The results are exactly as expected.

Installing the VIA

Finally here we are. I place the 6522 on a small breadboard and immediately connect VDD and VSS. I add three LEDs with their resistors and connect them to the first three outputs of Port A. I then go through the remaining pins. We need to connect:

  • the 8 data lines (D0 to D7)
  • the 4 address lines (A0 to A3)
  • the read/write signal (/RW)
  • the clock (PHI2)
  • the reset signal (/RES)
  • CS1 and /CS2

Until now we did not used the read/write signal (/RW) because the ROM is read-only, we only read from it. The VIA, however, supports both reading and writing, even though our test program only performs writes for now. The clock and reset signals can be connected directly to the corresponding signals on the 6502. I wire everything up, with the Arduino continuing to provide the clock signal as usual.

I start the system, perform a reset, and nothing happens. The LEDs remain off. This leaves me puzzled. I first check the LEDs by directly connecting them to 5V, and they light up correctly. Next I monitor the VIA outputs with the Arduino, and they all remain at zero. I also verify the CS1, /CS2, clock, and /RW signals, and everything appears correct. /RW stays high most of the time to indicate reads, and occasionally goes low for exactly one cycle during writes. Similar things for CS1 and /CS2.

I decide to try driving the VIA directly from the Arduino, both to verify that I can make it work manually and to confirm that the test program is indeed sending the correct commands. On the breadboard I force CS1 high, /CS2 low, and /RW low. In the Arduino code I perform a reset by pulling /RES low and generating a few clock cycles, then send the bytes needed to configure Port A. Still nothing. I try Port B instead. Still nothing. At this point I begin to suspect that the VIA I got may be defective.

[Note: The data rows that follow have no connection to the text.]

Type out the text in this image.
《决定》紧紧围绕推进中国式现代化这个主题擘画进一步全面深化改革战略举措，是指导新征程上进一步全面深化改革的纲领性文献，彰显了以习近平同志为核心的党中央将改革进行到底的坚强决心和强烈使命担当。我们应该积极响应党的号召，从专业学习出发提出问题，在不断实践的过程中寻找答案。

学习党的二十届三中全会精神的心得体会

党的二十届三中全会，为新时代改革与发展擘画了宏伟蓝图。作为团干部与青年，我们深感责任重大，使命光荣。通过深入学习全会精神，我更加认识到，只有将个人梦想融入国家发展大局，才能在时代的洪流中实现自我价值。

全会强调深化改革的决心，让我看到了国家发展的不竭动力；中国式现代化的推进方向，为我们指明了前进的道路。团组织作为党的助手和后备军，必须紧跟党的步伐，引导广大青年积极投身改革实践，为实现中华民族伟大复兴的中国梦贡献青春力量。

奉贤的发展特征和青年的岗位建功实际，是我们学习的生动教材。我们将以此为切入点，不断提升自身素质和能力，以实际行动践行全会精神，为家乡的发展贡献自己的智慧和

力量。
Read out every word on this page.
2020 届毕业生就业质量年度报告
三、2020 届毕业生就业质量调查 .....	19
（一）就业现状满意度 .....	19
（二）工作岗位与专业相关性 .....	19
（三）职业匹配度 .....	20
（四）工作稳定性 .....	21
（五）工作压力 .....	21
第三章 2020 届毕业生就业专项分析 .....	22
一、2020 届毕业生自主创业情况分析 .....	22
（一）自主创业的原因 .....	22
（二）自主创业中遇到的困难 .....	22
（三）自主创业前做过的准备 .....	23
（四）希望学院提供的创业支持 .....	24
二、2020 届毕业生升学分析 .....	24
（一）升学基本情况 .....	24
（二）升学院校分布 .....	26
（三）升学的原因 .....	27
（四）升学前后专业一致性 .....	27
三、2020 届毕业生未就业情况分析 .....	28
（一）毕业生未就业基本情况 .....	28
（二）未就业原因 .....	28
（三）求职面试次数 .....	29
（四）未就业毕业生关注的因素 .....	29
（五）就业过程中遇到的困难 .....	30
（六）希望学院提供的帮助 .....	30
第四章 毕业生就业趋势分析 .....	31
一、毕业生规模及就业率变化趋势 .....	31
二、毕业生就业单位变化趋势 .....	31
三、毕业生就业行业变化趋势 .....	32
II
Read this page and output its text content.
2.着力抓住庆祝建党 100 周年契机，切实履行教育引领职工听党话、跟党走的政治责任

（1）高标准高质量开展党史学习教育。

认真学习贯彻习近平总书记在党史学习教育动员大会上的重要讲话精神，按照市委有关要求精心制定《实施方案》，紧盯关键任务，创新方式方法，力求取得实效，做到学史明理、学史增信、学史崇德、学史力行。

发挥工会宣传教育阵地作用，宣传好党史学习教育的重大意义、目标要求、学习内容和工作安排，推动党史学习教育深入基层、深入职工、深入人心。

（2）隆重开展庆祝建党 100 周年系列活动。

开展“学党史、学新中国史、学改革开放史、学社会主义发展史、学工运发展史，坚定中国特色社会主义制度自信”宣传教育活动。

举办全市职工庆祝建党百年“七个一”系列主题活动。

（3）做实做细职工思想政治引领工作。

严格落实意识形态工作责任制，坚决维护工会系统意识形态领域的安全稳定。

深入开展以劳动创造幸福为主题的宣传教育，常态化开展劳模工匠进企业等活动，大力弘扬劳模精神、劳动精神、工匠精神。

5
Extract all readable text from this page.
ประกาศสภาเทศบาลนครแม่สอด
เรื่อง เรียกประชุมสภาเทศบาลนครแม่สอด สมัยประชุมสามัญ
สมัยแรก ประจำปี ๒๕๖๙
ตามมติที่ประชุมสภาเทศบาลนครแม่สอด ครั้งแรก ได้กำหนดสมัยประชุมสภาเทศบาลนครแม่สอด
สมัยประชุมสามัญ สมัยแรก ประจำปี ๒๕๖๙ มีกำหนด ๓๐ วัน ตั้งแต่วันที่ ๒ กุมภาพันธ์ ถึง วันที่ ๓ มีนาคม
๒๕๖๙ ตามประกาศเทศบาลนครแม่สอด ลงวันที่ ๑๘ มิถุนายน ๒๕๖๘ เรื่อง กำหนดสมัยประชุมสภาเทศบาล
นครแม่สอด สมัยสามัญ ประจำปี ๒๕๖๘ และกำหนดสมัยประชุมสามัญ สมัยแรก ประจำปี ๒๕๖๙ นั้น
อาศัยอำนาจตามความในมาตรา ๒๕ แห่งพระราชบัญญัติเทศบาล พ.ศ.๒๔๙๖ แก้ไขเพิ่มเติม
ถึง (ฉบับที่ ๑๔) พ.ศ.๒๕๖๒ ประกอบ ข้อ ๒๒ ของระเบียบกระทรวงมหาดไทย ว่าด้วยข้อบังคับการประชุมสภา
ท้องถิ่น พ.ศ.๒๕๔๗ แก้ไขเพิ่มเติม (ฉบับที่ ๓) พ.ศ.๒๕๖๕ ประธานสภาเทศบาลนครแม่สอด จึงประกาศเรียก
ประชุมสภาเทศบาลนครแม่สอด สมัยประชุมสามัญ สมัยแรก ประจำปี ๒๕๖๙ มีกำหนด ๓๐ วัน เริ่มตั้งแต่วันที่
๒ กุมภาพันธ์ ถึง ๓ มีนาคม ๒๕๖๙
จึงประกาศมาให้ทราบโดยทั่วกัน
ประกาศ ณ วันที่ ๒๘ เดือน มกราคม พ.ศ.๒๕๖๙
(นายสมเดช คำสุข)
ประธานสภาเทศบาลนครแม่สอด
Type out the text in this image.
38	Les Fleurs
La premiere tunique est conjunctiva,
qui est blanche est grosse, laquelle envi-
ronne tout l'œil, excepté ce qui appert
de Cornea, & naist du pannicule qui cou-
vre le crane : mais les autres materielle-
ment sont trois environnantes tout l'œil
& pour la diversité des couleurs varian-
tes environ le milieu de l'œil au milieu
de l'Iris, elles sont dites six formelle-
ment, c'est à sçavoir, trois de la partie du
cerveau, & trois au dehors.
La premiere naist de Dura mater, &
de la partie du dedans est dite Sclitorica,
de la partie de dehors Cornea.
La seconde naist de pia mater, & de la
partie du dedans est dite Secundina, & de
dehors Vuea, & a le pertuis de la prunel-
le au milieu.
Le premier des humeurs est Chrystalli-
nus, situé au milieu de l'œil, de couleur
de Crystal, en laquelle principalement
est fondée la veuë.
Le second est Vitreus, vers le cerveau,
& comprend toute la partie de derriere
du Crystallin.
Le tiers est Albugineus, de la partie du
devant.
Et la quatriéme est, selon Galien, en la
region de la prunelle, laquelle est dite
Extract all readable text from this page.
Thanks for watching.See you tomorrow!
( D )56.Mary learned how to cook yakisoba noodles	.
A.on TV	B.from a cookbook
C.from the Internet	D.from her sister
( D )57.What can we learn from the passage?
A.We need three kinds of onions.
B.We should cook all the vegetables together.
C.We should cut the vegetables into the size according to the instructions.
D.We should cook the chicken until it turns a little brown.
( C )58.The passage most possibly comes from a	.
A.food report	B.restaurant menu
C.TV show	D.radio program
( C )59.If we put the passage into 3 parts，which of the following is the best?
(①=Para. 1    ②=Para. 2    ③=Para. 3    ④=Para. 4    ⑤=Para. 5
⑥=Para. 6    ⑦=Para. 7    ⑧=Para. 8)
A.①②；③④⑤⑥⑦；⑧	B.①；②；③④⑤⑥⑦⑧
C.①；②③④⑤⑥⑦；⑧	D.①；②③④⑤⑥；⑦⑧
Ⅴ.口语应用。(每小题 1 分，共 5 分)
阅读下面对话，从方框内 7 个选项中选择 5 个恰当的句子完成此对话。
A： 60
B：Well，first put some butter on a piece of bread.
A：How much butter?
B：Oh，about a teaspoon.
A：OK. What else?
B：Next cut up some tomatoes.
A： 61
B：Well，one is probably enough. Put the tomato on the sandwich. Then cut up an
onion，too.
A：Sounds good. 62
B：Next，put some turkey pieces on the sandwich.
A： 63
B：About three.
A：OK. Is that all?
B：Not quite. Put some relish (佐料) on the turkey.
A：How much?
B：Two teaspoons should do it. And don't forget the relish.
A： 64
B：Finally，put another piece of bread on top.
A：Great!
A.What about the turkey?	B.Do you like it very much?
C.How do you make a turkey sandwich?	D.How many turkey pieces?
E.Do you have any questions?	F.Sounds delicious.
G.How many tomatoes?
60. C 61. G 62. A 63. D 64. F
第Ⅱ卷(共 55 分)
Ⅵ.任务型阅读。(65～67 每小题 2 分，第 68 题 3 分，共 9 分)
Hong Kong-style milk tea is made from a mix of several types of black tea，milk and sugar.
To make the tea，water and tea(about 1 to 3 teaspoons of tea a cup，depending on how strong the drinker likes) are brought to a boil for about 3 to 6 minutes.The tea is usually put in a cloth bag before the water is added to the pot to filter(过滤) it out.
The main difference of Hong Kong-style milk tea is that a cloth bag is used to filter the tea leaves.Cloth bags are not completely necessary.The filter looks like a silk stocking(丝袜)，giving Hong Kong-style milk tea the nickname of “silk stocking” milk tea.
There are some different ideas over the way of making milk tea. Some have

I then attempt to read inputs from the ports. I modify the code to support both reading and writing through /RW that I connect to the Arduino, and connect 5V directly to one of the input pins. That’s when I realize the LEDs are still connected to Port A while I’ve moved to Port B. I fix that and repeat the previous tests, but still nothing. I perform the input read test and get 0. At this point I’m genuinely perplexed.

The VIA connected directly to the Arduino

Part of the VIA test code

Arduino code is available on GitHub.

What’s Next

I haven’t managed to get the 6522 working, but after rewatching Ben Eater’s video where he uses it, I got the idea of building a latch like the one he demonstrated in this video and trying to interface it with the CPU. It’s an interesting exercise. If it works, it will provide a first CPU-controlled output device, which means I can finally observe results directly and start writing programs that actually do something.